Dylan menoleh pada wanita itu dari Jade dengan enggan. “Kenapa?”
“Itu gadismu. Aku ingin berkenalan dengannya.”
“Tidak, dia bukan gadisku.”
Mobil mereka kini semakin dekat dengan gadis itu. Namun, Dylan tidak ingin berhenti. Ia tidak ingin Daniella berkenalan dengan Jade sekarang. Jadi, Dylan kembali memacu mobilnya menjauh dari Jade.
“Kau menyebalkan,” kata Daniella sambil cemberut. “Lihat saja, aku akan menjadi teman baiknya nanti.”
Bibir Dylan tertarik membentuk senyuman. Ia tidak bisa membayangkan wanita feminim seperti Daniella berteman dengan gadis metal itu. Mereka berdua terlalu berbeda.
“Kau tidak akan cocok dengannya.” Mata Dylan melirik spion dengan bodoh. Tentu saja Jade sudah tidak terlihat lagi.
“Mau bertaruh denganku?”
Dylan menoleh dan menatap kebulatan tekad Daniella. “Danny, ini bukan pertaruhan. Dia bukan siapa-siapa.”
Namun, bahkan ketika ia mengatakan itu, Dylan tahu jika itu salah. Jade jelas bukan orang asing dan tidak berarti. Maksudnya, karena gadis itu adalah cucu Sofia yang sudah ia anggap seperti nenek sendiri. Bukan karena gadis itu berarti baginya.

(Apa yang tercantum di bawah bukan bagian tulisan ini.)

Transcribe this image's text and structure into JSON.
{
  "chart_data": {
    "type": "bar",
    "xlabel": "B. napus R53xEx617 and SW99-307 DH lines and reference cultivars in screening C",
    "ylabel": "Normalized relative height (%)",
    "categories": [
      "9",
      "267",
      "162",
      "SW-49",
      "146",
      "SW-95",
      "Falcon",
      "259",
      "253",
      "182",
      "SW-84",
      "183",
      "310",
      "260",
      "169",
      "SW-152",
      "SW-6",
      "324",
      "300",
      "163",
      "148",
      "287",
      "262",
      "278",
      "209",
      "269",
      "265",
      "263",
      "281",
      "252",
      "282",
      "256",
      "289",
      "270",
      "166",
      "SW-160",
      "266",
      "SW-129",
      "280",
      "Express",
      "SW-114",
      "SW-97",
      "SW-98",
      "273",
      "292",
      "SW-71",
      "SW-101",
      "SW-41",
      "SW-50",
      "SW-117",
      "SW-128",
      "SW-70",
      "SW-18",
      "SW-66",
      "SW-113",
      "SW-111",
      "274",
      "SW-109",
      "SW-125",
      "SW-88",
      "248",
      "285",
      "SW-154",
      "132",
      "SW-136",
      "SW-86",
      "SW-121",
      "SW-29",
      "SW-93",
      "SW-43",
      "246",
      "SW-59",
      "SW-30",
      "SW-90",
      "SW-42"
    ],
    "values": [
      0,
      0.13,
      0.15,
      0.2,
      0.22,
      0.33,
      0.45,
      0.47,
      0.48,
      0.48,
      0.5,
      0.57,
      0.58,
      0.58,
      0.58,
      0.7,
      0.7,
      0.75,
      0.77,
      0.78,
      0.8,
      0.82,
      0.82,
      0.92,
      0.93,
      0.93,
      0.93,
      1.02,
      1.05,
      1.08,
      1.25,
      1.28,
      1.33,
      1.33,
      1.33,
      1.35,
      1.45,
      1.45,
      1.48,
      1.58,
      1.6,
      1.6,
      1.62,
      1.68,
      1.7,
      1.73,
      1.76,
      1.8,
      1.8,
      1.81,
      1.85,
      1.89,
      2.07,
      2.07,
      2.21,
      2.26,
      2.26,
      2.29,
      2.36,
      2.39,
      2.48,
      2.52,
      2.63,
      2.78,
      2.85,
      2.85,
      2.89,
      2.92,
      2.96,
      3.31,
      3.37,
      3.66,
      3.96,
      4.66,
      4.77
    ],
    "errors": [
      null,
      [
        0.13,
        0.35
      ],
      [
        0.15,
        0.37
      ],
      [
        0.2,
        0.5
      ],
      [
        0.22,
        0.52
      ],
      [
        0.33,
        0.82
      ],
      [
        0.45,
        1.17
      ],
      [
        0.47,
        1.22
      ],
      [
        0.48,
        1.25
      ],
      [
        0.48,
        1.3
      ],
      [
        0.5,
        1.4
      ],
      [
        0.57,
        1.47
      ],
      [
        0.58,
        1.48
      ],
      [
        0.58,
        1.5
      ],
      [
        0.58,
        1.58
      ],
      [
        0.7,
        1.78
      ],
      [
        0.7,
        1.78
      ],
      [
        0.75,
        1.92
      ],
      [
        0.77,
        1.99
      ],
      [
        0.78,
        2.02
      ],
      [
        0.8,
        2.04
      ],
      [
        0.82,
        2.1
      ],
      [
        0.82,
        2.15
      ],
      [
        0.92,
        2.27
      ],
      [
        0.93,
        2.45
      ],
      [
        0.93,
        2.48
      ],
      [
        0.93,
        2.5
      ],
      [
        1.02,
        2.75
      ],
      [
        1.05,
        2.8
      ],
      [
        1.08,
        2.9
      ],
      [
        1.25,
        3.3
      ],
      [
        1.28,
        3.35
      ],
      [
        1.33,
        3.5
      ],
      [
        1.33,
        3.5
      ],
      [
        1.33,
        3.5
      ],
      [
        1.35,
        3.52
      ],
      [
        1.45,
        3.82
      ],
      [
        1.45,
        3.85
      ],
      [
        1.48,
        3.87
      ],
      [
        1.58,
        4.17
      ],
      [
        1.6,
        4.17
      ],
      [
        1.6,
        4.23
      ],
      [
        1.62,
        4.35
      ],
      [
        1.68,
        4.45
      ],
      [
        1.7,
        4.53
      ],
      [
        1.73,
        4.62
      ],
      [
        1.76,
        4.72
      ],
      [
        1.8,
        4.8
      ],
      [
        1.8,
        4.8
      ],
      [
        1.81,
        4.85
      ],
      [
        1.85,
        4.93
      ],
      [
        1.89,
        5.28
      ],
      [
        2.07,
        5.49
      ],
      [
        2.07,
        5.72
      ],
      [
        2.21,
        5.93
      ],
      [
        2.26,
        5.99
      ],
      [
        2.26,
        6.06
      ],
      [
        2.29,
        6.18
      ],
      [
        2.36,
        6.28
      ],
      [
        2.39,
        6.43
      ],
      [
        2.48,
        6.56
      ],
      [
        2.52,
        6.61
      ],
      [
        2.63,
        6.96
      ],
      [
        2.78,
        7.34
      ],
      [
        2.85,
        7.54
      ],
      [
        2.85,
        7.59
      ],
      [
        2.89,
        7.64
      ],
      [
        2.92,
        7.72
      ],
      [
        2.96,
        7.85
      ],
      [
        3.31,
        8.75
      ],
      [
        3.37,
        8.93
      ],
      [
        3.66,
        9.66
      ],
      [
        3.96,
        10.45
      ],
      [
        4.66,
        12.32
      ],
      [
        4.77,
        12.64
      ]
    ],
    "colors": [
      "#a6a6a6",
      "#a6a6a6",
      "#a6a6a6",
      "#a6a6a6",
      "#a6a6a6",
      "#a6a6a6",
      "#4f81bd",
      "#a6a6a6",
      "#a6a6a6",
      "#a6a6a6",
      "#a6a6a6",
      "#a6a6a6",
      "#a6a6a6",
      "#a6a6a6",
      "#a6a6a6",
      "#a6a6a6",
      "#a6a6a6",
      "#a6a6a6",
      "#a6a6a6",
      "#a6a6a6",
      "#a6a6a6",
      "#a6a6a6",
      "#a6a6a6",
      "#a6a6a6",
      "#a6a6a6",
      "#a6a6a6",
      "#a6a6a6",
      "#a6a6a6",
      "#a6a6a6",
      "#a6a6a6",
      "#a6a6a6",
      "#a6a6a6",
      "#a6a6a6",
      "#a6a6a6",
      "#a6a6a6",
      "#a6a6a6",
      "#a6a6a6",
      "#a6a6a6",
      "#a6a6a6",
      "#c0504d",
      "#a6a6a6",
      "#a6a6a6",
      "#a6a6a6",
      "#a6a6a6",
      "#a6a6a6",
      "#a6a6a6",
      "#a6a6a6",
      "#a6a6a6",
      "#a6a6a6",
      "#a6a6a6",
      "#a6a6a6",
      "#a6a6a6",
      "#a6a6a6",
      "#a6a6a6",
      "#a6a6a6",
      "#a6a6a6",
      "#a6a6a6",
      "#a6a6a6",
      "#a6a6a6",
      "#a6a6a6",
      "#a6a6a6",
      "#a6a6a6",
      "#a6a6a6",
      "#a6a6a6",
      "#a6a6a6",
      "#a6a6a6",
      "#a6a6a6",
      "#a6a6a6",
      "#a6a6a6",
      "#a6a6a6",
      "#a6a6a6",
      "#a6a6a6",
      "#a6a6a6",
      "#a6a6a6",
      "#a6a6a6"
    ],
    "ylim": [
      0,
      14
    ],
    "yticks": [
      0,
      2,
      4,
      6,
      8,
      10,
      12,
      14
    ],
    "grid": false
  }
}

Daniella mencibir. “Kau takut. Aku bisa melihatnya di matamu.”
Dylan mendesah. “Terserah kau saja. Yang jelas, gadis itu tidak memiliki arti apa-apa bagiku.”
“Katakan itu beberapa minggu lagi dan aku akan tertawa sangat keras nantinya.”
Tidak. Daniella salah. Sampai kapanpun, Jade tidak akan pernah menjadi orang itu. Dylan tahu itu.